Interface structure and grain growth behavior of Ta4HfC5-Si2BC3N complex ceramic

The ultrahigh-temperature ceramic (UHTC) Ta4HfC5 is one of the most promising candidate materials suitable for the use in hypersonic aircrafts because of its excellent thermophysical and thermomechanical performance. However, the poor sintering ability is one of the main reasons restricting its potential application. To overcome this obstacle, Si2BC3N ceramic was used to densify the tantalum hafnium carbide solid solution. Thus, dense Ta4HfC5-Si2BC3N ceramics were synthesized by hot-pressing sintering. The resulting composite ceramic was comprised of crystalline Ta4HfC5, SiC and BN(C) phases.
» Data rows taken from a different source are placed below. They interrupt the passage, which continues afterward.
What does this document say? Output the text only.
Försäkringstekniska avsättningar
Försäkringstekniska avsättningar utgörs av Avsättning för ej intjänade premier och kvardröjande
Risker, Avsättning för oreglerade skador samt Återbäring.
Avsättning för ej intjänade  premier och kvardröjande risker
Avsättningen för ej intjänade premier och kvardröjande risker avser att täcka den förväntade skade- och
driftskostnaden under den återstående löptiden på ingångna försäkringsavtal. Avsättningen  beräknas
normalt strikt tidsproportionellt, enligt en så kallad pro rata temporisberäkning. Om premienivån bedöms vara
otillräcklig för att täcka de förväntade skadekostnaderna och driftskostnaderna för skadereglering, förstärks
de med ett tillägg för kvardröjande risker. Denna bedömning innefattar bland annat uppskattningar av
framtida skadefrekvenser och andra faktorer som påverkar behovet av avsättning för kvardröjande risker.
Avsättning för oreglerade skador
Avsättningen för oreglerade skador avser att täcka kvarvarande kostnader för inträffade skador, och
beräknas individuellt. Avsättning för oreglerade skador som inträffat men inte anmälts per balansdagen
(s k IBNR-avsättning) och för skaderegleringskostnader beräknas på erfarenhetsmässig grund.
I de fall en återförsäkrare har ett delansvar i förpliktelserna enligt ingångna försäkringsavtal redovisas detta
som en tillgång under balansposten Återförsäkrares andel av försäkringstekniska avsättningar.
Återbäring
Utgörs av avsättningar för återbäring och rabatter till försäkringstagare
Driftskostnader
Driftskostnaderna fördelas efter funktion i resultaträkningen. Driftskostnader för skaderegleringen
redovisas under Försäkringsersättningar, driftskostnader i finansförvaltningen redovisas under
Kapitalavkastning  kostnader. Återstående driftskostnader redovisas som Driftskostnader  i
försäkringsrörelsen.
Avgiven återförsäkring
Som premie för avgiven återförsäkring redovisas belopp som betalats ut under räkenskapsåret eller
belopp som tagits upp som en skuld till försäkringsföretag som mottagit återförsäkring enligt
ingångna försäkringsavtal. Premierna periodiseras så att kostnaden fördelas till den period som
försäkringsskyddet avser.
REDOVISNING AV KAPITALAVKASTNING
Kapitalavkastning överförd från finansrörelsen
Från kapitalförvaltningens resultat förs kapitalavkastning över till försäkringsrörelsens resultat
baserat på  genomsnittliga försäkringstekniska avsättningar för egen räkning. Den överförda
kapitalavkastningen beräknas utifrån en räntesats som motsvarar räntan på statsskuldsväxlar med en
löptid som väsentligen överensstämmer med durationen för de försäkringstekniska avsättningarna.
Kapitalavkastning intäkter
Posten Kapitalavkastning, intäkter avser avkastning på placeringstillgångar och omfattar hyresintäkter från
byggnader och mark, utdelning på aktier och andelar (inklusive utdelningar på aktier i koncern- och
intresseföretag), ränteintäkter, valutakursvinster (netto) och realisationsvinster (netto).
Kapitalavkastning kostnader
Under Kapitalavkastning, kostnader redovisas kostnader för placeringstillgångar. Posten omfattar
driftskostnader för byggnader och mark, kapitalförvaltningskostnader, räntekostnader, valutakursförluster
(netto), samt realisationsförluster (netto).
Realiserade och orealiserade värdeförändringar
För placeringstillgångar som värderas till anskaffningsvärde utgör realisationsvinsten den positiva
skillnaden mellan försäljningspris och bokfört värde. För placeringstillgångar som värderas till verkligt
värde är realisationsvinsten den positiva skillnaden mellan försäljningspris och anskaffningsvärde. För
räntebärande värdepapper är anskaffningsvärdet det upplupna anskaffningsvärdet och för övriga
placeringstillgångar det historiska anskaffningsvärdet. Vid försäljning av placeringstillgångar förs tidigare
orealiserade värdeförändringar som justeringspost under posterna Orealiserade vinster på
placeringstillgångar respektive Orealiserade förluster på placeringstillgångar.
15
A "tadpole-like" shape of SiC and BN(C) connecting phase was formed accompanied by rapid grain growth at 2100°C, increasing the fracture toughness to 3.47 ± 0.12 MPa m1/2. The growth mechanism of the Ta4HfC5 grains gradually changed from grain-boundary sliding by volume diffusion to grain boundary diffusion, attributed to the grain growth activation energy changing from 112.4 to 250.7 ± 29.3 kJ mol−1 with increasing sintering temperature.